Apakah kakek masih membawa kemarahan itu sampai ia wafat? Saya tidak tahu. Tapi sebagai cucu, saya merasakan kegeraman itu. Pastilah kegeraman ini sangat kecil dibandingkan yang dialami kakek, nenek, ibu, bibi dan paman, terutama di masa-masa sulit.
Saya yakin ada jutaan orang lain di Indonesia yang bernasib seperti kakek. Di Balikpapan, ada ribuan karyawan C dan puluhan ribu anak-keturunan serta kerabatnya. Saya tak punya hak mewiliki suara mereka. Tapi saya yakin penderitaan mereka tidak lebih kecil dibanding kakek dan keluarga besarnya. Seseorang mestinya memang minta maaf karena tragedi yang sangat menyakitkan ini.
Apakah permintaan maaf akan membuat arwah kakek saya tenang di alam baka? Saya tidak tahu.
Bisa mengubah realita masa lalu akan stigma negatif masyarakat terhadap kakek yang seorang C? Tidak.
Apakah akan membuat 10 tahun karier ayah saya yang terhenti jadi dikembalikan? Tidak.
Apa bisa membuat ibu saya sekolah lagi? Tidak.
Bisa membuat kakek menerima pesangonnya dan naik haji? Tidak.
Tapi bangsa yang besar adalah mereka yang bersedia mengakui kesalahan-kesalahannya di masa lampau. Selamanya orang seperti kami tetap tercatat sebagai keluarga atau keturunan PKI sampai negara menyatakan sebaliknya.
Saya bukan ahli sejarah, apalagi ahli politik. Saya hanya seseorang cucu dan anak yang menuliskan kembali tragedi yang terjadi di keluarga besarnya dari apa yang ia lihat, dengar dan rasakan. Kakek saya selamanya akan tetap tercatat sebagai PKI oleh negara, begitu pula seluruh anak-keturunannya -- anak-cucu PKI. Selamanya saya akan menjadi cucu seorang yang dinyatakan sebagai C atau PKI. Begitu pula anak saya -- cicit seorang PKI. Apakah itu berarti sesuatu bagi anda?
Saya sadar tulisan ini bukan kategori kisah yang umum disampaikan secara terbuka. Ini adalah kisah yang diceritakan secara bisik-bisik di ribuan keluarga Indonesia, atau dikubur dalam-dalam selama puluhan tahun. Namun ada saatnya ketika seseorang harus mengungkapkan kebenaran soal leluhurnya. Tidak lagi di ruang makan atau sudut-sudut kecil dalam rumah. Tapi di tempat terbuka dalam sebuah negara yang telah 70 tahun merdeka -- negara yang memberi ruang untuk pencarian dan pengungkapan kebenaran.

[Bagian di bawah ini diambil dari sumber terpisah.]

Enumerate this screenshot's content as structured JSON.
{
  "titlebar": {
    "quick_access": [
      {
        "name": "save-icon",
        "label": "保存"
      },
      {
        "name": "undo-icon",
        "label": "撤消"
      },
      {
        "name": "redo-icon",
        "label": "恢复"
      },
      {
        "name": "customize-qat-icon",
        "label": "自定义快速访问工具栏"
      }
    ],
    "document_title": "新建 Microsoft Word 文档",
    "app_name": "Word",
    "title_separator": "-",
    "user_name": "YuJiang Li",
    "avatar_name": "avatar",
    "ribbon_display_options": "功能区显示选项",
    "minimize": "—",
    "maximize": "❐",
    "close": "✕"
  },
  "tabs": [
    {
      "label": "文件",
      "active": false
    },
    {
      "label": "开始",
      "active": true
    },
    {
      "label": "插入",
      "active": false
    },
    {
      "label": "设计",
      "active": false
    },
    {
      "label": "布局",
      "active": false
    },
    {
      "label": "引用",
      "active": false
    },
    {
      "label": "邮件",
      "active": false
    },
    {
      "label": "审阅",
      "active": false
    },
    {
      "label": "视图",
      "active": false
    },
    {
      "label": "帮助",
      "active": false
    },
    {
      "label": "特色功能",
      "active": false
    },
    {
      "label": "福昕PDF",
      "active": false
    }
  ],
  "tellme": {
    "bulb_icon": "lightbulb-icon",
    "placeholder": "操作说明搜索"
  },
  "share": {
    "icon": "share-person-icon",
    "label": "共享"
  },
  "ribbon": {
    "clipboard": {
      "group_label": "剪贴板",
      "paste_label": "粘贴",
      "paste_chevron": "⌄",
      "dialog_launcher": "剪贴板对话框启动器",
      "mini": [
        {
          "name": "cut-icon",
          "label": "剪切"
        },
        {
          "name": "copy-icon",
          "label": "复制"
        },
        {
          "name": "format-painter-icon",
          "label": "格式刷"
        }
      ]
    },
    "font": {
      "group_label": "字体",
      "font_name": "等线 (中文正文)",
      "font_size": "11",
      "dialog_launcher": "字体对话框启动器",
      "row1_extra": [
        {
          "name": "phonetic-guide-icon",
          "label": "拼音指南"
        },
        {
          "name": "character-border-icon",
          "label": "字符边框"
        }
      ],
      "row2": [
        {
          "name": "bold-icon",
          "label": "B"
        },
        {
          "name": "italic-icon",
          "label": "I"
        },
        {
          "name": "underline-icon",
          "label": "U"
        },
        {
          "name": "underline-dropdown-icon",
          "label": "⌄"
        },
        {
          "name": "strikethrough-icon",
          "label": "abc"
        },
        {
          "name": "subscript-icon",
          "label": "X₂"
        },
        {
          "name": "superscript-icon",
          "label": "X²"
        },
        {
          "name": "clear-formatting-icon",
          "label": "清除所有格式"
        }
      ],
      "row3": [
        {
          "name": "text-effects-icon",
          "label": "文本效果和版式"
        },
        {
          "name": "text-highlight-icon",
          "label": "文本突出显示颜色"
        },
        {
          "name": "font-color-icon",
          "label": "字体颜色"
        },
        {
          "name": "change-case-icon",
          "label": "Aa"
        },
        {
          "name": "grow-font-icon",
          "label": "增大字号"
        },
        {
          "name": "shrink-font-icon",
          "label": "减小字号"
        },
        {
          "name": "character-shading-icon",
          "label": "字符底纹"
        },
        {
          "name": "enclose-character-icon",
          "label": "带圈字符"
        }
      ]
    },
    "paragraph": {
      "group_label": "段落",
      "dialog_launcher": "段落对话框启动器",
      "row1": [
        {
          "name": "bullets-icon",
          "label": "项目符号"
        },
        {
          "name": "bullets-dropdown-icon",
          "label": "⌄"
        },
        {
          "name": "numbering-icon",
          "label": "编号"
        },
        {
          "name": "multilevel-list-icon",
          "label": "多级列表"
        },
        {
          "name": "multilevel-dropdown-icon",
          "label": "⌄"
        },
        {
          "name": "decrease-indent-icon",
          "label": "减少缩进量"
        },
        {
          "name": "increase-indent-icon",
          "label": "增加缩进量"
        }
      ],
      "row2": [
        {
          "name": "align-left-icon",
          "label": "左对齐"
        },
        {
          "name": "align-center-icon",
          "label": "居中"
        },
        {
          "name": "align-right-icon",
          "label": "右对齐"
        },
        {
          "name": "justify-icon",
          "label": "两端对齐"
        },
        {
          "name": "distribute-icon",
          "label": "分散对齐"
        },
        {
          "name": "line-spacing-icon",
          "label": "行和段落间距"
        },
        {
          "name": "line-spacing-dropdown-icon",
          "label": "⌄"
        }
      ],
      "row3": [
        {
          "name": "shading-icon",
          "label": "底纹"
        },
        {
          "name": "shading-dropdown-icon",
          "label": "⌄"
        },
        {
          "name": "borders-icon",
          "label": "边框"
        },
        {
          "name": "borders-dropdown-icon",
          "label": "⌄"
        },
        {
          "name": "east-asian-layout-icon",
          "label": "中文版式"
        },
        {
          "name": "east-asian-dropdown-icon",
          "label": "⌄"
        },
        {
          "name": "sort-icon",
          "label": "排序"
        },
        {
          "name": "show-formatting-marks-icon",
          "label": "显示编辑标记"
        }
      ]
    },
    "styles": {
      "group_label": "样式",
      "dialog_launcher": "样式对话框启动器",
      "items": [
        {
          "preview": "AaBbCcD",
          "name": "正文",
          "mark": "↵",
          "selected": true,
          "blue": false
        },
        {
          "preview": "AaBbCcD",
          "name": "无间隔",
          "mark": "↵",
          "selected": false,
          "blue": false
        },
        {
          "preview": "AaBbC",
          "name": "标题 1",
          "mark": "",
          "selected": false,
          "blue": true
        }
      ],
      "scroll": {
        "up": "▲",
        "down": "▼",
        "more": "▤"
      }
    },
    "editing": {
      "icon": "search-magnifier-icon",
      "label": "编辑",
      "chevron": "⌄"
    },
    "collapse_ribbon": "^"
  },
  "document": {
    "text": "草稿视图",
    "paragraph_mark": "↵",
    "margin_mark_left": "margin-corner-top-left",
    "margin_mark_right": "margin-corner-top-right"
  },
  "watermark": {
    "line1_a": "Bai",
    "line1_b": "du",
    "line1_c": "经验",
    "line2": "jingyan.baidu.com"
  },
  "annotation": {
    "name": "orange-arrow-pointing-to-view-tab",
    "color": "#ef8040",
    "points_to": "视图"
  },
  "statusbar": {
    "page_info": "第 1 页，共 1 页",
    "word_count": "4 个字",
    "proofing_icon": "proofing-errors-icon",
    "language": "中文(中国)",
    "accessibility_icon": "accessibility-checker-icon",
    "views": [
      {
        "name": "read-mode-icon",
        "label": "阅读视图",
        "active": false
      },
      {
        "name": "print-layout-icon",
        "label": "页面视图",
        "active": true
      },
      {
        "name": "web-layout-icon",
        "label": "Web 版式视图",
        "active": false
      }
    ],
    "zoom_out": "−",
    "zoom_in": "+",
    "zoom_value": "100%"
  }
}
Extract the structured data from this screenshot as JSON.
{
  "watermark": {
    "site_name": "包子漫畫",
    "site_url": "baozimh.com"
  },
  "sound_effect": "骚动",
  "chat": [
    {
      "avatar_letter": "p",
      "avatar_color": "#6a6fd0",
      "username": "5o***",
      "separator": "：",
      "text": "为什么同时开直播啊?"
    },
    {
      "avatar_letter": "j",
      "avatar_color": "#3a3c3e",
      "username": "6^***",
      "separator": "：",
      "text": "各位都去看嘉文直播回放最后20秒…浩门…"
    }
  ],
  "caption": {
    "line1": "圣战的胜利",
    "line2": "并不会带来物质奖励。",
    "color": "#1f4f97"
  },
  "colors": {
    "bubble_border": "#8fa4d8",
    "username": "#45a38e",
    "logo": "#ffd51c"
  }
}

PKI bukan hanya Muso, Aidit, Letkol Untung atau mereka yang membantai ratusan ribu orang. Orang-orang yang menurut saya tak layak mendapatkan maaf. Tapi, apapun yang anda pikirkan tentang PKI, jangan lupakan kisah kakek saya ini.(*)
*Untuk kai' Ismail yang perut besarnya jadi tempat para cucu biasa terlelap.